Jean-Christophe Cassard

Cassard, Jean-Christophe, Pairie de France et barons de Bretagne : plasticité et vacuité des mythes historico-politiques, Tudchentil, 2009 (http://www.tudchentil.org/spip.php?article638). Première édition dans Vérité poétique, Vérité politique : Mythes, modèles et idéologies politiques au Moyen Age ; Actes du colloque de Brest, 22-24 septembre 2005, Brest, CRBC-UBO, 2007, p. 59-76.

Extrait de l’article

Au sein de l’appareil monarchique, l’ordre des apparats ne tient pas seulement une fonction de graduation dans l’honorabilité : il sert au gouvernement des puissants.
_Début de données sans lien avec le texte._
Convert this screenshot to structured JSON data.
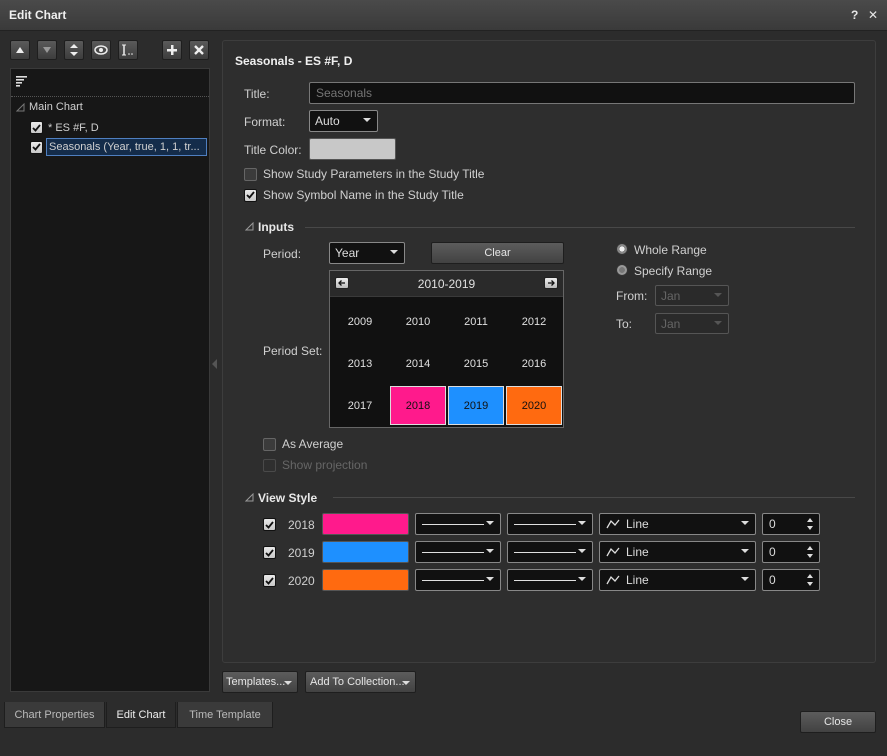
{
  "window": {
    "title": "Edit Chart",
    "help": "?",
    "close": "✕"
  },
  "left_panel": {
    "tree": [
      {
        "label": "Main Chart"
      },
      {
        "label": "* ES #F, D",
        "checked": true
      },
      {
        "label": "Seasonals (Year, true, 1, 1, tr...",
        "checked": true,
        "selected": true
      }
    ]
  },
  "panel": {
    "heading": "Seasonals - ES #F, D",
    "title_label": "Title:",
    "title_placeholder": "Seasonals",
    "format_label": "Format:",
    "format_value": "Auto",
    "title_color_label": "Title Color:",
    "title_color": "#c8c8c8",
    "show_params": {
      "label": "Show Study Parameters in the Study Title",
      "checked": false
    },
    "show_symbol": {
      "label": "Show Symbol Name in the Study Title",
      "checked": true
    }
  },
  "inputs": {
    "heading": "Inputs",
    "period_label": "Period:",
    "period_value": "Year",
    "clear_label": "Clear",
    "period_set_label": "Period Set:",
    "whole_range_label": "Whole Range",
    "specify_range_label": "Specify Range",
    "from_label": "From:",
    "from_value": "Jan",
    "to_label": "To:",
    "to_value": "Jan",
    "calendar": {
      "range": "2010-2019",
      "years": [
        {
          "year": "2009",
          "color": ""
        },
        {
          "year": "2010",
          "color": ""
        },
        {
          "year": "2011",
          "color": ""
        },
        {
          "year": "2012",
          "color": ""
        },
        {
          "year": "2013",
          "color": ""
        },
        {
          "year": "2014",
          "color": ""
        },
        {
          "year": "2015",
          "color": ""
        },
        {
          "year": "2016",
          "color": ""
        },
        {
          "year": "2017",
          "color": ""
        },
        {
          "year": "2018",
          "color": "#ff1a8c"
        },
        {
          "year": "2019",
          "color": "#1e90ff"
        },
        {
          "year": "2020",
          "color": "#ff6a10"
        }
      ]
    },
    "as_average": {
      "label": "As Average",
      "checked": false
    },
    "show_projection": {
      "label": "Show projection",
      "checked": false
    }
  },
  "view_style": {
    "heading": "View Style",
    "rows": [
      {
        "year": "2018",
        "color": "#ff1a8c",
        "type": "Line",
        "offset": "0"
      },
      {
        "year": "2019",
        "color": "#1e90ff",
        "type": "Line",
        "offset": "0"
      },
      {
        "year": "2020",
        "color": "#ff6a10",
        "type": "Line",
        "offset": "0"
      }
    ]
  },
  "footer": {
    "templates_label": "Templates...",
    "add_collection_label": "Add To Collection...",
    "close_label": "Close",
    "tabs": [
      "Chart Properties",
      "Edit Chart",
      "Time Template"
    ]
  }
}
En effet, en assignant à chacun d’eux une place reconnue dans la familiarité hiérarchisée du prince, il conforte les bons serviteurs et stimule la fidélité obéissante de ceux qui désirent avancer encore, tout en laissant planer sur les malcontents et les possibles révoltés la menace d’une rétrogradation infamante sur l’échelle des dignités curiales en sanction de leur faute ou de leur réticence. Du moins en théorie, car le prince ordonnateur peut toujours pardonner, à défaut d’oublier complètement.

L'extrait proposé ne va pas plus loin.